Methods: The pharmacological properties of methanol extract of Ficus semicordata fruits (MEFSF) were assessed at different concentrations and its toxicity was determined using the in vitro brine shrimp lethality test. Tail suspension and forced swimming tests were used to investigate the antidepressant activity of MEFSF in mice and elevated plus maze and hole board test models were used to uncover its anxiolytic potentiality. The in vivo anti-diarrhoeal properties of MEFSF were tested on castor oil-induced diarrhoea and gastrointestinal motility models. Gas chromatography-mass spectrometry (GC-MS) analysis was conducted using a mass spectrometer. Based on the GC-MS analysis, 19 phytochemicals were investigated using molecular docking techniques against various target proteins to determine whether they mediate cytotoxic, depressive, anxiolytic, and anti-diarrhoeal effects.
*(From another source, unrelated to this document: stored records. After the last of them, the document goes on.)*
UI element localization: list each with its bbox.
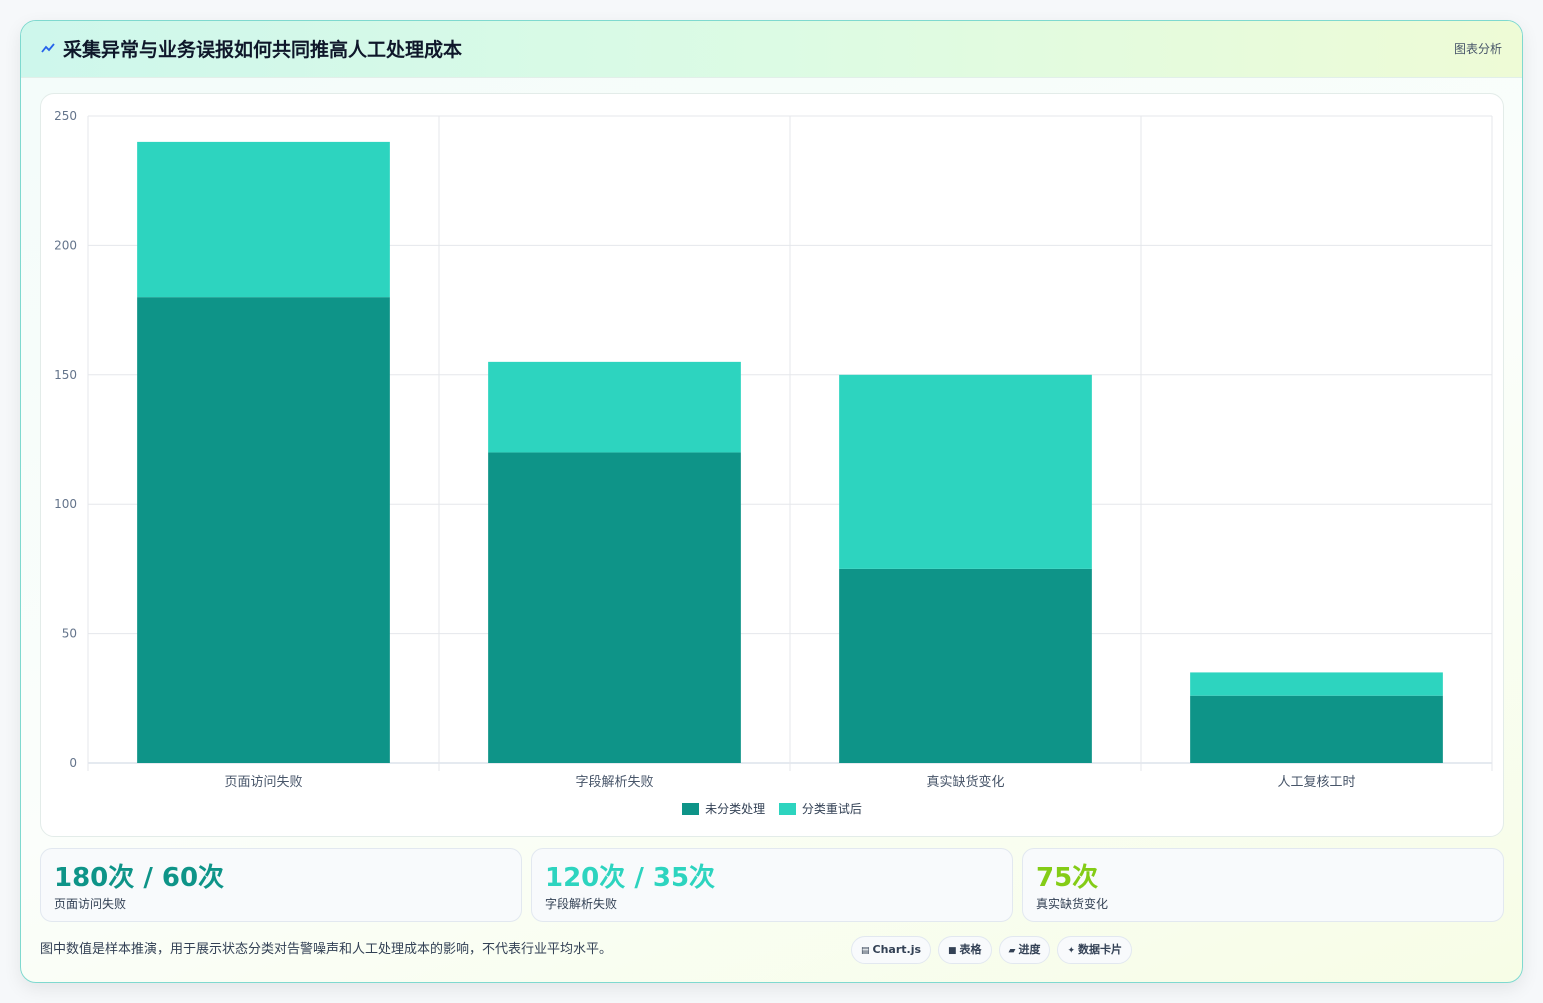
footnote: 图中数值是样本推演，用于展示状态分类对告警噪声和人工处理成本的影响，不代表行业平… xyxy=(40,942,613,957)
legend-item-unclassified[interactable]: 未分类处理 xyxy=(682,800,765,817)
line-chart-icon xyxy=(41,43,55,53)
report-panel: 采集异常与业务误报如何共同推高人工处理成本 图表分析 0 50 100 150 200 2… xyxy=(20,20,1523,983)
bar-segment xyxy=(1190,695,1443,763)
sparkle-icon: ✦ xyxy=(1067,946,1076,956)
bar-segment xyxy=(839,374,1092,569)
stat-label: 页面访问失败 xyxy=(54,897,127,911)
stat-value: 75次 xyxy=(1036,863,1099,893)
stat-label: 真实缺货变化 xyxy=(1036,897,1109,911)
bar-segment xyxy=(137,141,390,298)
x-tick-label: 人工复核工时 xyxy=(1277,775,1355,790)
chart-legend: 未分类处理 分类重试后 xyxy=(41,800,1503,817)
y-tick-label: 250 xyxy=(54,109,77,123)
stat-value: 180次 / 60次 xyxy=(54,863,225,893)
feature-chips: ▤ Chart.js ■ 表格 ▰ 进度 ✦ 数据卡片 xyxy=(851,936,1139,964)
chip-label: 进度 xyxy=(1018,943,1041,956)
table-icon: ■ xyxy=(948,946,957,956)
bar-segment xyxy=(137,297,390,763)
chip-progress[interactable]: ▰ 进度 xyxy=(998,936,1051,964)
progress-icon: ▰ xyxy=(1008,946,1016,956)
chip-data-cards[interactable]: ✦ 数据卡片 xyxy=(1057,936,1133,964)
x-tick-label: 字段解析失败 xyxy=(575,775,653,790)
x-tick-label: 页面访问失败 xyxy=(224,775,302,790)
legend-item-classified-retry[interactable]: 分类重试后 xyxy=(778,800,862,817)
x-tick-label: 真实缺货变化 xyxy=(926,774,1004,790)
bar-segment xyxy=(839,568,1092,763)
y-tick-label: 0 xyxy=(69,756,77,770)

Results: MEFSF exhibited moderate toxicity (median lethal dose (LD50): 267.23 μg/mL). In the antidepressant assessment, MEFSF demonstrated a significant (p < 0.0001) dose-dependent decrease in immobility compared to fluoxetine. Similarly, MEFSF exhibited a dose-dependent reduction in anxiolytic-like behaviour in mice, with a 400 mg/kg dose exhibiting vigorous activity. MEFSF also significantly inhibited motility in both anti-diarrhoeal models, with a 400 mg/kg dose exhibiting highly significant (p < 0.0001) suppression. The GC-MS analysis revealed 81 bioactive components. Seven phytochemicals exhibited a strong affinity for various target proteins in the molecular investigation. Notably, beta-D-glucopyranose and 4-O-beta-D-galactopyranosyl manifested a high affinity for hER, K+ channel, SERT3, and M3MAR and exhibited cytotoxic, anxiolytic, antidepressant, and anti-diarrhoeal potential.

Conclusion: The findings indicate that MEFSF can potentially contribute to the development of innovative anti-cancer, neuropharmacological, and anti-diarrhoeal treatments. However, additional research is necessary to explore this possibility.